The Daily Update - Term Spread at Record Lows

US Treasury 10-year yields have fallen below 2.24% and are at their lowest in 20 months; 30-year yields at below 2.68% are just a couple of basis points from surpassing lows of 2017 to mark 30-month lows. More notably, the Fed term premium (vs 10-year) at -0.79 is now at the lowest since data started in 1961, and in the US dollar swaps curve the 50-year yields are around 19 basis points lower than the 3-month yields (2.34% vs 2.53%).

Of course, Treasury yields are still nowhere as low as mid-2016 levels when the 10-year hit 1.35% and the 30-year at 2.09%. For now it seems concerns over global growth, undershooting inflation and protracted trade concerns are putting 2% and 2.5% respectively in the sights of many market commentators in the near-term. US equities have been down five of the last seven trading days and look set for another fall later today following the red across Asian and European markets this morning.

At least the US held back in labelling China a currency manipulator yesterday, in their semi-annual report on trading partners’ macro and FX policies. But the details speak another story.

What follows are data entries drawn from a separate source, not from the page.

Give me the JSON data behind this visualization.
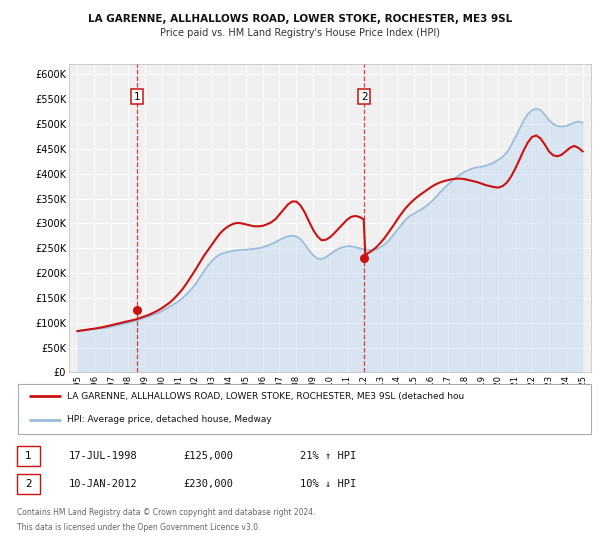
{
  "title1": "LA GARENNE, ALLHALLOWS ROAD, LOWER STOKE, ROCHESTER, ME3 9SL",
  "title2": "Price paid vs. HM Land Registry's House Price Index (HPI)",
  "xlim": [
    1994.5,
    2025.5
  ],
  "ylim": [
    0,
    620000
  ],
  "yticks": [
    0,
    50000,
    100000,
    150000,
    200000,
    250000,
    300000,
    350000,
    400000,
    450000,
    500000,
    550000,
    600000
  ],
  "ytick_labels": [
    "£0",
    "£50K",
    "£100K",
    "£150K",
    "£200K",
    "£250K",
    "£300K",
    "£350K",
    "£400K",
    "£450K",
    "£500K",
    "£550K",
    "£600K"
  ],
  "xticks": [
    1995,
    1996,
    1997,
    1998,
    1999,
    2000,
    2001,
    2002,
    2003,
    2004,
    2005,
    2006,
    2007,
    2008,
    2009,
    2010,
    2011,
    2012,
    2013,
    2014,
    2015,
    2016,
    2017,
    2018,
    2019,
    2020,
    2021,
    2022,
    2023,
    2024,
    2025
  ],
  "sale1_x": 1998.54,
  "sale1_y": 125000,
  "sale1_label": "1",
  "sale2_x": 2012.04,
  "sale2_y": 230000,
  "sale2_label": "2",
  "vline1_x": 1998.54,
  "vline2_x": 2012.04,
  "legend_line1": "LA GARENNE, ALLHALLOWS ROAD, LOWER STOKE, ROCHESTER, ME3 9SL (detached hou",
  "legend_line2": "HPI: Average price, detached house, Medway",
  "table_row1": [
    "1",
    "17-JUL-1998",
    "£125,000",
    "21% ↑ HPI"
  ],
  "table_row2": [
    "2",
    "10-JAN-2012",
    "£230,000",
    "10% ↓ HPI"
  ],
  "footer1": "Contains HM Land Registry data © Crown copyright and database right 2024.",
  "footer2": "This data is licensed under the Open Government Licence v3.0.",
  "bg_color": "#f0f0f0",
  "grid_color": "#ffffff",
  "hpi_color": "#99bbdd",
  "hpi_fill_color": "#c8dff0",
  "price_color": "#cc1111",
  "hpi_line": [
    [
      1995.0,
      83000
    ],
    [
      1995.25,
      84000
    ],
    [
      1995.5,
      85000
    ],
    [
      1995.75,
      86000
    ],
    [
      1996.0,
      87000
    ],
    [
      1996.25,
      88000
    ],
    [
      1996.5,
      89000
    ],
    [
      1996.75,
      90000
    ],
    [
      1997.0,
      92000
    ],
    [
      1997.25,
      94000
    ],
    [
      1997.5,
      96000
    ],
    [
      1997.75,
      98000
    ],
    [
      1998.0,
      100000
    ],
    [
      1998.25,
      102000
    ],
    [
      1998.5,
      104000
    ],
    [
      1998.75,
      107000
    ],
    [
      1999.0,
      110000
    ],
    [
      1999.25,
      113000
    ],
    [
      1999.5,
      116000
    ],
    [
      1999.75,
      119000
    ],
    [
      2000.0,
      123000
    ],
    [
      2000.25,
      128000
    ],
    [
      2000.5,
      133000
    ],
    [
      2000.75,
      138000
    ],
    [
      2001.0,
      143000
    ],
    [
      2001.25,
      150000
    ],
    [
      2001.5,
      158000
    ],
    [
      2001.75,
      167000
    ],
    [
      2002.0,
      177000
    ],
    [
      2002.25,
      190000
    ],
    [
      2002.5,
      203000
    ],
    [
      2002.75,
      215000
    ],
    [
      2003.0,
      225000
    ],
    [
      2003.25,
      233000
    ],
    [
      2003.5,
      238000
    ],
    [
      2003.75,
      241000
    ],
    [
      2004.0,
      243000
    ],
    [
      2004.25,
      245000
    ],
    [
      2004.5,
      246000
    ],
    [
      2004.75,
      247000
    ],
    [
      2005.0,
      247000
    ],
    [
      2005.25,
      248000
    ],
    [
      2005.5,
      249000
    ],
    [
      2005.75,
      250000
    ],
    [
      2006.0,
      252000
    ],
    [
      2006.25,
      255000
    ],
    [
      2006.5,
      258000
    ],
    [
      2006.75,
      262000
    ],
    [
      2007.0,
      267000
    ],
    [
      2007.25,
      271000
    ],
    [
      2007.5,
      274000
    ],
    [
      2007.75,
      275000
    ],
    [
      2008.0,
      274000
    ],
    [
      2008.25,
      268000
    ],
    [
      2008.5,
      258000
    ],
    [
      2008.75,
      246000
    ],
    [
      2009.0,
      236000
    ],
    [
      2009.25,
      229000
    ],
    [
      2009.5,
      228000
    ],
    [
      2009.75,
      232000
    ],
    [
      2010.0,
      238000
    ],
    [
      2010.25,
      244000
    ],
    [
      2010.5,
      249000
    ],
    [
      2010.75,
      252000
    ],
    [
      2011.0,
      254000
    ],
    [
      2011.25,
      254000
    ],
    [
      2011.5,
      252000
    ],
    [
      2011.75,
      250000
    ],
    [
      2012.0,
      248000
    ],
    [
      2012.25,
      247000
    ],
    [
      2012.5,
      247000
    ],
    [
      2012.75,
      248000
    ],
    [
      2013.0,
      252000
    ],
    [
      2013.25,
      258000
    ],
    [
      2013.5,
      266000
    ],
    [
      2013.75,
      276000
    ],
    [
      2014.0,
      287000
    ],
    [
      2014.25,
      298000
    ],
    [
      2014.5,
      308000
    ],
    [
      2014.75,
      315000
    ],
    [
      2015.0,
      320000
    ],
    [
      2015.25,
      325000
    ],
    [
      2015.5,
      330000
    ],
    [
      2015.75,
      336000
    ],
    [
      2016.0,
      343000
    ],
    [
      2016.25,
      352000
    ],
    [
      2016.5,
      361000
    ],
    [
      2016.75,
      370000
    ],
    [
      2017.0,
      378000
    ],
    [
      2017.25,
      386000
    ],
    [
      2017.5,
      393000
    ],
    [
      2017.75,
      399000
    ],
    [
      2018.0,
      404000
    ],
    [
      2018.25,
      408000
    ],
    [
      2018.5,
      411000
    ],
    [
      2018.75,
      413000
    ],
    [
      2019.0,
      414000
    ],
    [
      2019.25,
      416000
    ],
    [
      2019.5,
      419000
    ],
    [
      2019.75,
      423000
    ],
    [
      2020.0,
      428000
    ],
    [
      2020.25,
      434000
    ],
    [
      2020.5,
      443000
    ],
    [
      2020.75,
      457000
    ],
    [
      2021.0,
      473000
    ],
    [
      2021.25,
      490000
    ],
    [
      2021.5,
      507000
    ],
    [
      2021.75,
      520000
    ],
    [
      2022.0,
      528000
    ],
    [
      2022.25,
      531000
    ],
    [
      2022.5,
      528000
    ],
    [
      2022.75,
      519000
    ],
    [
      2023.0,
      508000
    ],
    [
      2023.25,
      500000
    ],
    [
      2023.5,
      496000
    ],
    [
      2023.75,
      495000
    ],
    [
      2024.0,
      496000
    ],
    [
      2024.25,
      499000
    ],
    [
      2024.5,
      503000
    ],
    [
      2024.75,
      505000
    ],
    [
      2025.0,
      503000
    ]
  ],
  "price_line": [
    [
      1995.0,
      83000
    ],
    [
      1995.25,
      84500
    ],
    [
      1995.5,
      85500
    ],
    [
      1995.75,
      87000
    ],
    [
      1996.0,
      88000
    ],
    [
      1996.25,
      89500
    ],
    [
      1996.5,
      91000
    ],
    [
      1996.75,
      93000
    ],
    [
      1997.0,
      95000
    ],
    [
      1997.25,
      97000
    ],
    [
      1997.5,
      99000
    ],
    [
      1997.75,
      101000
    ],
    [
      1998.0,
      103000
    ],
    [
      1998.25,
      105000
    ],
    [
      1998.5,
      107000
    ],
    [
      1998.75,
      110000
    ],
    [
      1999.0,
      113000
    ],
    [
      1999.25,
      116000
    ],
    [
      1999.5,
      120000
    ],
    [
      1999.75,
      124000
    ],
    [
      2000.0,
      129000
    ],
    [
      2000.25,
      135000
    ],
    [
      2000.5,
      141000
    ],
    [
      2000.75,
      149000
    ],
    [
      2001.0,
      158000
    ],
    [
      2001.25,
      168000
    ],
    [
      2001.5,
      180000
    ],
    [
      2001.75,
      193000
    ],
    [
      2002.0,
      206000
    ],
    [
      2002.25,
      220000
    ],
    [
      2002.5,
      234000
    ],
    [
      2002.75,
      246000
    ],
    [
      2003.0,
      258000
    ],
    [
      2003.25,
      270000
    ],
    [
      2003.5,
      281000
    ],
    [
      2003.75,
      289000
    ],
    [
      2004.0,
      295000
    ],
    [
      2004.25,
      299000
    ],
    [
      2004.5,
      301000
    ],
    [
      2004.75,
      300000
    ],
    [
      2005.0,
      298000
    ],
    [
      2005.25,
      296000
    ],
    [
      2005.5,
      294000
    ],
    [
      2005.75,
      294000
    ],
    [
      2006.0,
      295000
    ],
    [
      2006.25,
      298000
    ],
    [
      2006.5,
      302000
    ],
    [
      2006.75,
      308000
    ],
    [
      2007.0,
      318000
    ],
    [
      2007.25,
      328000
    ],
    [
      2007.5,
      338000
    ],
    [
      2007.75,
      344000
    ],
    [
      2008.0,
      344000
    ],
    [
      2008.25,
      336000
    ],
    [
      2008.5,
      322000
    ],
    [
      2008.75,
      304000
    ],
    [
      2009.0,
      287000
    ],
    [
      2009.25,
      274000
    ],
    [
      2009.5,
      266000
    ],
    [
      2009.75,
      267000
    ],
    [
      2010.0,
      272000
    ],
    [
      2010.25,
      280000
    ],
    [
      2010.5,
      289000
    ],
    [
      2010.75,
      298000
    ],
    [
      2011.0,
      307000
    ],
    [
      2011.25,
      313000
    ],
    [
      2011.5,
      315000
    ],
    [
      2011.75,
      313000
    ],
    [
      2012.0,
      308000
    ],
    [
      2012.1,
      235000
    ],
    [
      2012.25,
      240000
    ],
    [
      2012.5,
      245000
    ],
    [
      2012.75,
      252000
    ],
    [
      2013.0,
      261000
    ],
    [
      2013.25,
      271000
    ],
    [
      2013.5,
      283000
    ],
    [
      2013.75,
      295000
    ],
    [
      2014.0,
      308000
    ],
    [
      2014.25,
      320000
    ],
    [
      2014.5,
      331000
    ],
    [
      2014.75,
      340000
    ],
    [
      2015.0,
      348000
    ],
    [
      2015.25,
      355000
    ],
    [
      2015.5,
      361000
    ],
    [
      2015.75,
      367000
    ],
    [
      2016.0,
      373000
    ],
    [
      2016.25,
      378000
    ],
    [
      2016.5,
      382000
    ],
    [
      2016.75,
      385000
    ],
    [
      2017.0,
      387000
    ],
    [
      2017.25,
      389000
    ],
    [
      2017.5,
      390000
    ],
    [
      2017.75,
      390000
    ],
    [
      2018.0,
      389000
    ],
    [
      2018.25,
      387000
    ],
    [
      2018.5,
      385000
    ],
    [
      2018.75,
      383000
    ],
    [
      2019.0,
      380000
    ],
    [
      2019.25,
      377000
    ],
    [
      2019.5,
      375000
    ],
    [
      2019.75,
      373000
    ],
    [
      2020.0,
      372000
    ],
    [
      2020.25,
      375000
    ],
    [
      2020.5,
      382000
    ],
    [
      2020.75,
      394000
    ],
    [
      2021.0,
      410000
    ],
    [
      2021.25,
      428000
    ],
    [
      2021.5,
      447000
    ],
    [
      2021.75,
      463000
    ],
    [
      2022.0,
      474000
    ],
    [
      2022.25,
      477000
    ],
    [
      2022.5,
      471000
    ],
    [
      2022.75,
      459000
    ],
    [
      2023.0,
      445000
    ],
    [
      2023.25,
      437000
    ],
    [
      2023.5,
      435000
    ],
    [
      2023.75,
      438000
    ],
    [
      2024.0,
      445000
    ],
    [
      2024.25,
      452000
    ],
    [
      2024.5,
      456000
    ],
    [
      2024.75,
      452000
    ],
    [
      2025.0,
      445000
    ]
  ]
}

The report as a whole demonstrates a furthering of a protectionist stance from the US as they increase the number of countries they evaluate, from 12 previously, to the 20 countries where bilateral trade surpasses $40bn per annum, whilst tightening the definition of a “material current account surplus” from 3% to just 2%. Any of the countries that breach this or the other thresholds (including “persistent” and “one-sided” currency manipulation that extend beyond 6-months or 2% of GDP) now face the threat of new tariffs from the US Department of Commerce.

Although our base case does not expect safe asset yields to fall to mid-2016 levels, the current environment reflects many of the same global growth and trade concerns with the addition that we are 30 months further ahead in the business cycle. Neither do we anticipate longer-dated Treasury yields to bounce back significantly from present levels any time soon given there are little to no signs of any of the three major economic headwinds relenting near-term.